Having established that the dog has no pathologies, once the diet has been established, all that remains is to make him eat. The owner must put down the bowl with food, wait 15 minutes (NOT EXPECTED) and then remove the bowl. If the dog is hungry he will eat immediately. If he's not hungry he'll come to the next meal. And if he's still being picky, he'll get it the next day.

The sooner you start making the dog understand this antiphon, the better. It must be kept in mind that this method always works but giving in even once will mean starting over again.

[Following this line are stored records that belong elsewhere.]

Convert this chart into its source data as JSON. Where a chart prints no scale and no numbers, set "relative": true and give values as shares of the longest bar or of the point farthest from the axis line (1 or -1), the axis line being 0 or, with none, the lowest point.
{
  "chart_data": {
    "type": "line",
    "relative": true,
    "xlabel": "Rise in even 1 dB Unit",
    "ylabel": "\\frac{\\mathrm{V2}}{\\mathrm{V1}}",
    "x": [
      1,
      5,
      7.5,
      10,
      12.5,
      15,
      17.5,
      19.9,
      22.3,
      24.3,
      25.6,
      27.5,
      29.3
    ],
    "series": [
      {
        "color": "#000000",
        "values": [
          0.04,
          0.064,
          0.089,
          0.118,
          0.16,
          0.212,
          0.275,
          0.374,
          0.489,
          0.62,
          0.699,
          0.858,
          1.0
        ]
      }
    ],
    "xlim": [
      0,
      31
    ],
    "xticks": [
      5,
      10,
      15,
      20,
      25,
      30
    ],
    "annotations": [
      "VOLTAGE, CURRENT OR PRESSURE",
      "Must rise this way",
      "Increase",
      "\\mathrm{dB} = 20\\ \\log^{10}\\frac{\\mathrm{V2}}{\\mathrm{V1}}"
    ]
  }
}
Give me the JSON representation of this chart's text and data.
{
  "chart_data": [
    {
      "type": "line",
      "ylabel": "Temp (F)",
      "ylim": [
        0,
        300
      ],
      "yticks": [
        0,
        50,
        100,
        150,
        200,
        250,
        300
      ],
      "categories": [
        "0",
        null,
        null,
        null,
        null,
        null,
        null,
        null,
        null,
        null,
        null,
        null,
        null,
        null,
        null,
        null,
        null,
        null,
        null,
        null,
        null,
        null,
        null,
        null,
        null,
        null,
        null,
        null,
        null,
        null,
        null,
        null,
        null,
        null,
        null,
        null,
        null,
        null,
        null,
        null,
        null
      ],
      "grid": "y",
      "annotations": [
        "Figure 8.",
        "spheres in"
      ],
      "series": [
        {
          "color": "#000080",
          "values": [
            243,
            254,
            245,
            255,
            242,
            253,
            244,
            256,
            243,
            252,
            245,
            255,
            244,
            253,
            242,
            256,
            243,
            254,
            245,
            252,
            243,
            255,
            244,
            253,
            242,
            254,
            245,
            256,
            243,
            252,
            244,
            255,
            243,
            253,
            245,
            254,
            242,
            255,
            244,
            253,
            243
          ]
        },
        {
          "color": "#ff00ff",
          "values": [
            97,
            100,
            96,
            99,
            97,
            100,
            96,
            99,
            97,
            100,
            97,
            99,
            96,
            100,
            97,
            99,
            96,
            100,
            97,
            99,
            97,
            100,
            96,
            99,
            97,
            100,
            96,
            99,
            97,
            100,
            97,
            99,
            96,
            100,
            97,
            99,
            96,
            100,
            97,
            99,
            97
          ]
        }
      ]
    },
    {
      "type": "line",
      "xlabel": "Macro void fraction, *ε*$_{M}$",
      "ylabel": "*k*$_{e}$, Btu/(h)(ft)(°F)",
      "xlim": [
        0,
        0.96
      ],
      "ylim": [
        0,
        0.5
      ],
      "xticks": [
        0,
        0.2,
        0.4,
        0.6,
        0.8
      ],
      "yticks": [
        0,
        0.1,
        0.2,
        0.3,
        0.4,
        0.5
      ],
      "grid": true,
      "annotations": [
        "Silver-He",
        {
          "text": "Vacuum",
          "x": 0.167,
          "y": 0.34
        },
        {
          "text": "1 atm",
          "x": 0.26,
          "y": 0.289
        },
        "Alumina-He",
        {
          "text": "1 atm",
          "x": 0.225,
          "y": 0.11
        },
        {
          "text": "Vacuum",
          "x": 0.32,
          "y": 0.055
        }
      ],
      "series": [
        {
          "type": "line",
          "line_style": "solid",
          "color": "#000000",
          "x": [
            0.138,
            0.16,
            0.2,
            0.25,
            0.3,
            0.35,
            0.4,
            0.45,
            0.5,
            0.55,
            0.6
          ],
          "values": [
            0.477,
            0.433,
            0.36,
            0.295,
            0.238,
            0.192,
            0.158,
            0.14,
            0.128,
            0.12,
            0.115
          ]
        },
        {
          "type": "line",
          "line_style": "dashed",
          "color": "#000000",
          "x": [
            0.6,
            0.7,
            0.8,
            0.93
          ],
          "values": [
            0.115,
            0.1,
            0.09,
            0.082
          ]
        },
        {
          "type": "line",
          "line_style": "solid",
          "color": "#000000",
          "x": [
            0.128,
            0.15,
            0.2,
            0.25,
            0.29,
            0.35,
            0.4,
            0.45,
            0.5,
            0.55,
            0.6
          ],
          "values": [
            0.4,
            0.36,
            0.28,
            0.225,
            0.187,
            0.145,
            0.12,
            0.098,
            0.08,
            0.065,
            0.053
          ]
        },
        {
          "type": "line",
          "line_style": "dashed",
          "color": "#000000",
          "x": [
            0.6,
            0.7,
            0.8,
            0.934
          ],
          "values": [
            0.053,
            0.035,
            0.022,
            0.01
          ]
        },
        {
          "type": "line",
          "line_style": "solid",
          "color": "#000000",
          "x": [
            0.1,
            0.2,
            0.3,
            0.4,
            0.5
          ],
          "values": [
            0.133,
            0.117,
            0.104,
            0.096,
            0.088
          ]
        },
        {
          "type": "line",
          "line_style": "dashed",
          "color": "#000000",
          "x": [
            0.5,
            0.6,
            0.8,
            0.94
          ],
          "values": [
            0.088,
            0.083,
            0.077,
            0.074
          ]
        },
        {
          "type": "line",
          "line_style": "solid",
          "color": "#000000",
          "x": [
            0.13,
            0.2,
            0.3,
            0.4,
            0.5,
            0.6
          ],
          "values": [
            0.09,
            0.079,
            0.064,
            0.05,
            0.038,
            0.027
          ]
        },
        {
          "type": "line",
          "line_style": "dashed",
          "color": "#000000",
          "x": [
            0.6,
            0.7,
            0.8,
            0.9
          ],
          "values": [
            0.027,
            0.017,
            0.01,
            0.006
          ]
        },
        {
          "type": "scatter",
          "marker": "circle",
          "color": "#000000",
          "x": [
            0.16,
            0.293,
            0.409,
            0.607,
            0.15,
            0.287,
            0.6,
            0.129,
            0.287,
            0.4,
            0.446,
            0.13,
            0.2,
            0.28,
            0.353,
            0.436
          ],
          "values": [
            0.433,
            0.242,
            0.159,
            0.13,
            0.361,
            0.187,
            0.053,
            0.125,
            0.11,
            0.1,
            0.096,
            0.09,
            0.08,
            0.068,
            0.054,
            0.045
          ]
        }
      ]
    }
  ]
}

If the dog is made to respect the new rule, it usually starts eating regularly within 2/3 days, but if it doesn't fast between one missed meal and another it can take up to three weeks. During this process the dog may also lose weight but once the first moment has passed, when the dog starts eating again, he will regain the lost weight with interest. It must be kept in mind that there is not a single case in the world of a dog dying of starvation while having food available.